DHCP agent logging is causing performance issues

Bug #1557640 reported by Stephen Eilert
20
This bug affects 4 people
Affects Status Importance Assigned to Milestone
neutron
Fix Released
High
Stephen Eilert
Kilo
New
Undecided
Unassigned

Bug Description

When a new port gets added or removed, the DHCP agent is currently dumping the entirety of the hosts file in the logs. This is a problem in some deployments we have encountered, some of which with upwards of 10000 ports.

Change-Id: I3ad7864eeb2f959549ed356a1e34fa18804395cc removed logging calls from inside the loop. It also added two new log calls: one at the beginning of the loop that builds the hosts file in memory and one at the end, that also includes the full content. Those could be useful pieces of debugging information. However, adding the host file contents can get expensive when there are large numbers of ports.

For large numbers of ports, it can take more than one hour for the agent to sync up. The log output contributes a significant amount of that time.

This was introduced in Liberty. One reviewer at the time had already expressed concerns about the impact of the log call.

Will propose a patch to keep the log message, but remove the file contents.

summary: - DHCP agent logging is too verbose
+ DHCP agent logging is causing performance issues
description: updated
Changed in neutron:
assignee: nobody → Stephen Eilert (outworlder)
Revision history for this message
OpenStack Infra (hudson-openstack) wrote : Fix proposed to neutron (master)

Fix proposed to branch: master
Review: https://review.openstack.org/293144

Changed in neutron:
status: New → In Progress
tags: added: l3-ipam-dhcp
tags: added: loadimpact logging
Changed in neutron:
importance: Undecided → Low
Gary Kotton (garyk)
Changed in neutron:
importance: Low → High
tags: added: mitaka-rc-potential
Revision history for this message
OpenStack Infra (hudson-openstack) wrote : Fix merged to neutron (master)

Reviewed: https://review.openstack.org/293144
Committed: https://git.openstack.org/cgit/openstack/neutron/commit/?id=ed7411fa1c4d6a26cea3a8737b3c29ce6ff64363
Submitter: Jenkins
Branch: master

commit ed7411fa1c4d6a26cea3a8737b3c29ce6ff64363
Author: Stephen Eilert <email address hidden>
Date: Tue Mar 15 13:54:23 2016 -0700

    Removes host file contents from DHCP agent logs

    The change I3ad7864eeb2f959549ed356a1e34fa18804395cc addressed a
    performance impact by removing logging calls from inside the loop that
    creates the hosts file in memory.
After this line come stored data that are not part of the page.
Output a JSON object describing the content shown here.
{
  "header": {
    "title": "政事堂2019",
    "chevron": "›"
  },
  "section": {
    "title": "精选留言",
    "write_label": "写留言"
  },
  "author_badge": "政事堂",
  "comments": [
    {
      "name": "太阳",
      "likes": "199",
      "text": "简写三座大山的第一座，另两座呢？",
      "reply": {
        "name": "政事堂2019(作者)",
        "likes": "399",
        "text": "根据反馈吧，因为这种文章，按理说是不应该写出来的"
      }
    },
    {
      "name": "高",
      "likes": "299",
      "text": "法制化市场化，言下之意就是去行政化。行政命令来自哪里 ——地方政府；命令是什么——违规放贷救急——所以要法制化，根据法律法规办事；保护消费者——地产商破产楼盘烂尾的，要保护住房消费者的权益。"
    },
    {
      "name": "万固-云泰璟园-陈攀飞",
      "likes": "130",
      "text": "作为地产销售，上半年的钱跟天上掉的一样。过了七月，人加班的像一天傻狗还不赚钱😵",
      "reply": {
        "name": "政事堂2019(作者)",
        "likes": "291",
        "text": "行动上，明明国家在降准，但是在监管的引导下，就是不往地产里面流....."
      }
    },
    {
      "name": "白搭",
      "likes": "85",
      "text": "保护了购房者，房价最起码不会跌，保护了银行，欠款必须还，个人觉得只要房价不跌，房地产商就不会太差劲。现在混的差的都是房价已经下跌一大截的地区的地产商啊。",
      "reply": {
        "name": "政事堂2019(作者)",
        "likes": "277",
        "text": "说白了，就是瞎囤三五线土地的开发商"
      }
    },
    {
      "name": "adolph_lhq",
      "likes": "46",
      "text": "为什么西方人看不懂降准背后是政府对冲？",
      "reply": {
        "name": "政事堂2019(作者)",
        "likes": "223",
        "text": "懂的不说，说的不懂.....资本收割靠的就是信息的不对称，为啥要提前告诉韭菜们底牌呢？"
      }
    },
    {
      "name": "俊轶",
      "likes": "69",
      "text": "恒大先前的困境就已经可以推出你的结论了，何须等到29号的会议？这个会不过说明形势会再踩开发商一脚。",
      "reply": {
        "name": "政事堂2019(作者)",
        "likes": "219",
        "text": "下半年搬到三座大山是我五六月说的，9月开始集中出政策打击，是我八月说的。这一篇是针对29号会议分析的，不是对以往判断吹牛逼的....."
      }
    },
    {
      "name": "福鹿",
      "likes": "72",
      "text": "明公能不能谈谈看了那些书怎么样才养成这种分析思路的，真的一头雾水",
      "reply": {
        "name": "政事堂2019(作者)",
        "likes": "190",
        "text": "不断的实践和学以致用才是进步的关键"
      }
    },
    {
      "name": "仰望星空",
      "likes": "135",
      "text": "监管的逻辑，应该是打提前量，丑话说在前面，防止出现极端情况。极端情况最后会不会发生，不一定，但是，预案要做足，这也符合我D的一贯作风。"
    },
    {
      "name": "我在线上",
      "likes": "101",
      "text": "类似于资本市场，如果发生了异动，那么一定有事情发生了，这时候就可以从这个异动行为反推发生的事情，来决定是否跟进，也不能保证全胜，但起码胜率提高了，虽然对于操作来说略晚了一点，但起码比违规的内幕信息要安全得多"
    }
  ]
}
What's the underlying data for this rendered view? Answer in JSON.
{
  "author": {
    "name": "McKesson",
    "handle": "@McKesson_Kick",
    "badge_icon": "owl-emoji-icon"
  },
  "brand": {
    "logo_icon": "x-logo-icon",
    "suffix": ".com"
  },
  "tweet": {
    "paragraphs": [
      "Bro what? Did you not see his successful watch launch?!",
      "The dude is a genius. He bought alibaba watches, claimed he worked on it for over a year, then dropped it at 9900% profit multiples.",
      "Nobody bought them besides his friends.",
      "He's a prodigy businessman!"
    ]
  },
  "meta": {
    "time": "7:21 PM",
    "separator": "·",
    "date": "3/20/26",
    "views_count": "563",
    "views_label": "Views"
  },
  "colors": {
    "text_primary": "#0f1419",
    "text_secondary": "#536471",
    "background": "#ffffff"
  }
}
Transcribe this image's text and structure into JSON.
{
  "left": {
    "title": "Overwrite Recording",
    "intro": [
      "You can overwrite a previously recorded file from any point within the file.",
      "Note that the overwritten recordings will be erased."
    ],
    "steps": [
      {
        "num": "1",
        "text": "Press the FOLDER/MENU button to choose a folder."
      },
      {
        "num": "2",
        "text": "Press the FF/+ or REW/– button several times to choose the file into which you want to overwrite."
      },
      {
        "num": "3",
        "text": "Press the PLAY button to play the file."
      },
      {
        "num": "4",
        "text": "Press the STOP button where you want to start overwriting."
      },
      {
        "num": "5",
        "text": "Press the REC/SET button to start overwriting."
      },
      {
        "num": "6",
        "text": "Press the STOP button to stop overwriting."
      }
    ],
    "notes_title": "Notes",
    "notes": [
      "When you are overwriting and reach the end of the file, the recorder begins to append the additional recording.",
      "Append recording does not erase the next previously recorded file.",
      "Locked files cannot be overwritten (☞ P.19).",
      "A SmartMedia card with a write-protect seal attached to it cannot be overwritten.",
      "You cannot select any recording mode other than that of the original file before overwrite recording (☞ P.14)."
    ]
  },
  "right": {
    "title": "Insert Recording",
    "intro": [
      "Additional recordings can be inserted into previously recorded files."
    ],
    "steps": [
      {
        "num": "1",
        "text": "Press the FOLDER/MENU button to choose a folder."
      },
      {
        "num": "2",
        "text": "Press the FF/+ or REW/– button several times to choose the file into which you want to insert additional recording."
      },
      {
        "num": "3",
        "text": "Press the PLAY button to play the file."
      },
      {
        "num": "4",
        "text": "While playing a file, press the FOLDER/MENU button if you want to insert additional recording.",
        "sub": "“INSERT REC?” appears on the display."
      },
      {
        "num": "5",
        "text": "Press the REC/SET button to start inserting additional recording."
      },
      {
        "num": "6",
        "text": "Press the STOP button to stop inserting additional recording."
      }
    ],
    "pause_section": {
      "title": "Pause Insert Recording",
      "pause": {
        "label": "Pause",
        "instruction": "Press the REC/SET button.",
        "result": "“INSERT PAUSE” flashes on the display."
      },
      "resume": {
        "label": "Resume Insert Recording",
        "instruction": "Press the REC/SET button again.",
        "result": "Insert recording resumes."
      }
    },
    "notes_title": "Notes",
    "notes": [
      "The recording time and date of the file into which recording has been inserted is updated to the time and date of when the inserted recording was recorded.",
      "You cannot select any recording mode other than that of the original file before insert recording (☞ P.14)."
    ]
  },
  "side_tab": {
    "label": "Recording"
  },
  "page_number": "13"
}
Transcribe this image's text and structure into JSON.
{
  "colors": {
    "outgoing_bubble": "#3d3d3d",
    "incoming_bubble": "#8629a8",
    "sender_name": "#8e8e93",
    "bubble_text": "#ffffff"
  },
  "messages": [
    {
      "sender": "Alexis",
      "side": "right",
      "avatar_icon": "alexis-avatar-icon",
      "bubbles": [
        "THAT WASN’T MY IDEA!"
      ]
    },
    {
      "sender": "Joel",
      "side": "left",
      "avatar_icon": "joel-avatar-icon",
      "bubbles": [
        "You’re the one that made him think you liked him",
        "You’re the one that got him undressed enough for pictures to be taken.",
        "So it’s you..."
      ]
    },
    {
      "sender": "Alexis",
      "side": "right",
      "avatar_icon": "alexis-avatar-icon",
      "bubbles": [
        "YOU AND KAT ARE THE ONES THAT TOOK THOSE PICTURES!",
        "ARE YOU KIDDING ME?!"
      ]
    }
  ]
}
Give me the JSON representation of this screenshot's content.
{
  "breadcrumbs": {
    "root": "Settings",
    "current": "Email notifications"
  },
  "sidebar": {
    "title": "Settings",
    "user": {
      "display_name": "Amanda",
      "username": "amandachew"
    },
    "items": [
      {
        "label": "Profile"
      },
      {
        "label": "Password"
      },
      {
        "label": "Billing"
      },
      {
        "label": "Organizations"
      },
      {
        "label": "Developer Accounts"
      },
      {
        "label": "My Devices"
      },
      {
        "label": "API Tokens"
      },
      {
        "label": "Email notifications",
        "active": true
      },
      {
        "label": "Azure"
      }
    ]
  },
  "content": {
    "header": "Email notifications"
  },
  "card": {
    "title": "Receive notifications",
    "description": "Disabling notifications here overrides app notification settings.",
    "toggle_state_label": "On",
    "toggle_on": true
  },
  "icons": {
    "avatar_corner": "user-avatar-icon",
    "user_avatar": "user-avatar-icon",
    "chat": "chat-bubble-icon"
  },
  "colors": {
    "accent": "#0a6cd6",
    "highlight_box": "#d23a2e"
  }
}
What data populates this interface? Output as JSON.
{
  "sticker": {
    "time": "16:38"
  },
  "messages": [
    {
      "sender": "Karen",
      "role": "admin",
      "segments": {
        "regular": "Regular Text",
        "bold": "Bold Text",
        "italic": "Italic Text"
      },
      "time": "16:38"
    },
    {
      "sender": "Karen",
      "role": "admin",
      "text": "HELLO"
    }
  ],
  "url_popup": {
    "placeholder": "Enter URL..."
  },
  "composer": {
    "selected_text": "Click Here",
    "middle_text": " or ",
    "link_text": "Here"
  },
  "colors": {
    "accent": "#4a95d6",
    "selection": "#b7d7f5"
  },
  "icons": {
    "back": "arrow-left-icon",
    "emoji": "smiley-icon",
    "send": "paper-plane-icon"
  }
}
However, it also introduced the
    dumping of said hosts file to the logs.

    On deployments with a very high number of ports(>5K), this increases the
    load of the node substantially. The problem is worse when a high number
    of port updates is received in a short amount of time.

    There is also the administrative burden caused by the sheer amount of
    data being logged.

    If the content of the host file is required for debugging purposes, it
    can be found at /opt/stack/data/neutron/dhcp/<net-id>/host

    This patch is trivial and only removes the logging of the file contents.
    The 'building'/'done building' logging calls may still provide useful
    information.

    Change-Id: Ie176ef123c194c22dca0967a6acfb9a48c959e6c
    Closes-Bug: 1557640

Changed in neutron:
status: In Progress → Fix Released
Revision history for this message
OpenStack Infra (hudson-openstack) wrote : Fix proposed to neutron (stable/liberty)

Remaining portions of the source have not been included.